Quatre partenaires en France, dont précisément l’IRSN, annoncent avoir finalisé un kit de détection fonctionnant sur smartphone Android et Apple IoS. Il s’agit du programme OpenRadiation. Il a été développé en Open Source, à l’initiative de Planète Sciences, de l’IRSN, de l’Université Pierre & Marie Curie (UPMC) et l’IFFO-RME (Institut français des formateurs risques majeurs et protection de l’environnement).

« L’enjeu, c’est d’obtenir, grâce à des capteurs mobiles, des données complémentaires à celles existantes et de les cartographier notamment sur les zones non couvertes, et donc parvenir à un maillage plus fin du territoire pour, le cas échéant, déceler localement des anomalies. Et pour le citoyen, c’est un moyen de s’approprier les mesures, explique Jean-François Bottollier-Depois, directeur adjoint à la direction santé à l’IRSN, principal coordinateur du projet. Nous ne cherchons pas à influencer mais à donner les moyens pour parvenir à de bonnes pratiques et à des mesures les plus fiables possibles, en toute transparence »

« C’est une initiative ‘ouverte’ et ‘citoyenne’ qui vise, pour commencer, les ‘geeks’ (sur la partie objet connecté), les enseignants et étudiants, précise Ghislain Darley, chef du projet côté développement Open Source.

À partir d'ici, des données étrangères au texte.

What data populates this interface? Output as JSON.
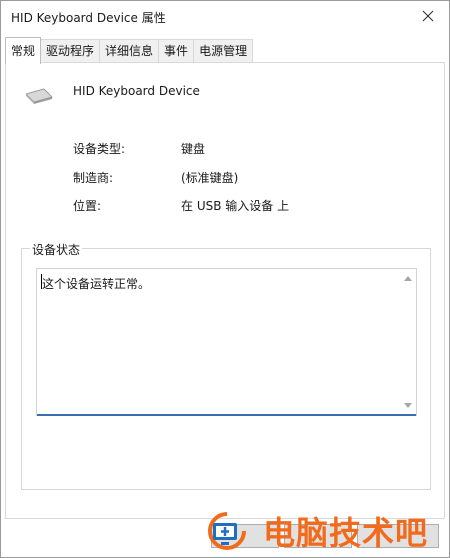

Il s’agit d’un projet pédagogique Open Data, l’idée étant de recueillir d’autres mesures provenant d’autres dosimètres comme SafeCast, grâce aux API (interfaces programmatiques, NDLR) que nous mettons à disposition. La base de données sera accessible à tous, notamment aux scientifiques et experts, en cas d’alertes ou de crises. »

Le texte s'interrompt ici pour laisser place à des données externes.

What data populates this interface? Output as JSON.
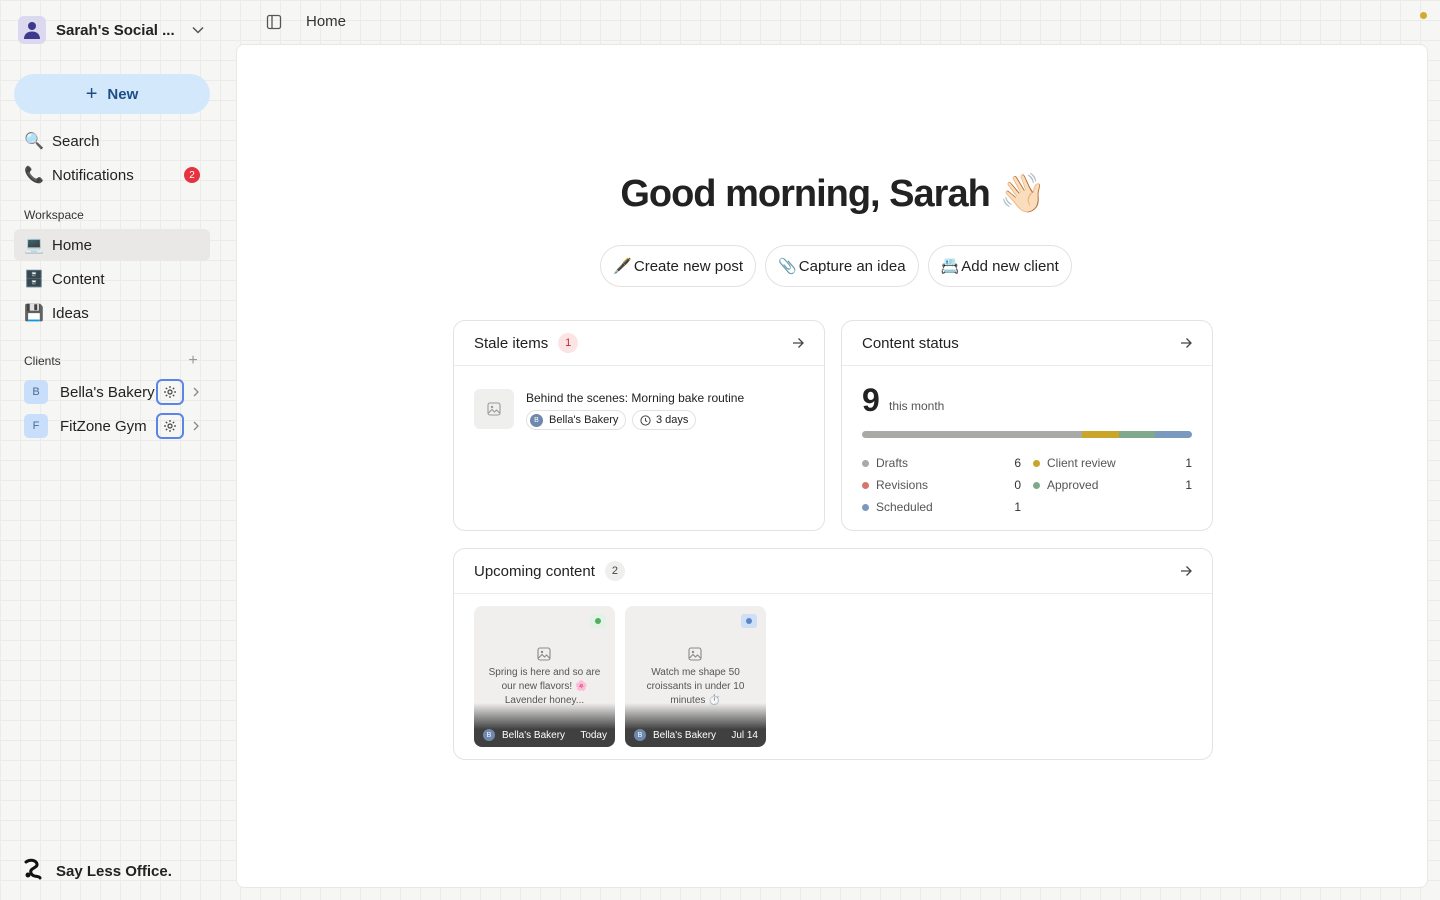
{
  "workspace": {
    "name": "Sarah's Social ..."
  },
  "sidebar": {
    "new_label": "New",
    "search_label": "Search",
    "notifications_label": "Notifications",
    "notifications_count": "2",
    "workspace_heading": "Workspace",
    "nav": [
      {
        "label": "Home",
        "icon": "💻"
      },
      {
        "label": "Content",
        "icon": "🗄️"
      },
      {
        "label": "Ideas",
        "icon": "💾"
      }
    ],
    "clients_heading": "Clients",
    "clients": [
      {
        "initial": "B",
        "name": "Bella's Bakery"
      },
      {
        "initial": "F",
        "name": "FitZone Gym"
      }
    ],
    "brand": "Say Less Office."
  },
  "topbar": {
    "breadcrumb": "Home"
  },
  "main": {
    "greeting": "Good morning, Sarah 👋🏻",
    "actions": [
      {
        "emoji": "🖋️",
        "label": "Create new post"
      },
      {
        "emoji": "📎",
        "label": "Capture an idea"
      },
      {
        "emoji": "📇",
        "label": "Add new client"
      }
    ],
    "stale": {
      "title": "Stale items",
      "count": "1",
      "item": {
        "title": "Behind the scenes: Morning bake routine",
        "client_initial": "B",
        "client": "Bella's Bakery",
        "age": "3 days"
      }
    },
    "content_status": {
      "title": "Content status",
      "total": "9",
      "total_sub": "this month",
      "legend": [
        {
          "label": "Drafts",
          "value": "6",
          "color": "#a9a9a7"
        },
        {
          "label": "Client review",
          "value": "1",
          "color": "#c9a52a"
        },
        {
          "label": "Revisions",
          "value": "0",
          "color": "#d8736f"
        },
        {
          "label": "Approved",
          "value": "1",
          "color": "#7fa98a"
        },
        {
          "label": "Scheduled",
          "value": "1",
          "color": "#7b98bf"
        }
      ]
    },
    "upcoming": {
      "title": "Upcoming content",
      "count": "2",
      "cards": [
        {
          "text": "Spring is here and so are our new flavors! 🌸 Lavender honey...",
          "client_initial": "B",
          "client": "Bella's Bakery",
          "date": "Today",
          "status_color": "#4fae62",
          "status_bg": "#e3f2e4"
        },
        {
          "text": "Watch me shape 50 croissants in under 10 minutes ⏱️",
          "client_initial": "B",
          "client": "Bella's Bakery",
          "date": "Jul 14",
          "status_color": "#5b86c8",
          "status_bg": "#cfe0f6"
        }
      ]
    }
  }
}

Le kit permet de relever les doses de radioactivité et d’envoyer les données sur le site OpenRadiation. L’unité de mesure est exprimée en micro-sievert par heure (µSv/h). Le sievert prend en compte l’effet des rayonnements sur l’homme (la limite annuelle en France pour le public étant de 1 mSv).

Vers une production de série

Le prix du kit, seul ou fourni dans le cadre d’un atelier pédagogique, avoisine les 150 euros. Plusieurs dizaines de kits ont été déjà montés. Il est prévu de développer un capteur de plus petite taille, qui sera fabriqué en grande série, ainsi que des interfaces pour utiliser d’autres capteurs disponibles sur le marché.

L’application téléchargeable sur smartphone est simple et ne requiert de renseigner que quelques informations sur le lieu - en intérieur, en extérieur en ville ou extérieur à la campagne, en voiture ou en avion. Il existe également un champ ‘commentaire’.

La mesure dure au moins 2 minutes pour la radioactivité naturelle ambiante. La position GPS est automatiquement renseignée par le smartphone. Les remontées d’alertes sont automatiques. Et pour éviter tout malentendu, toute mesure est affichée, l’analyse et la consolidation des données étant réalisées a posteriori, en ‘post modération’.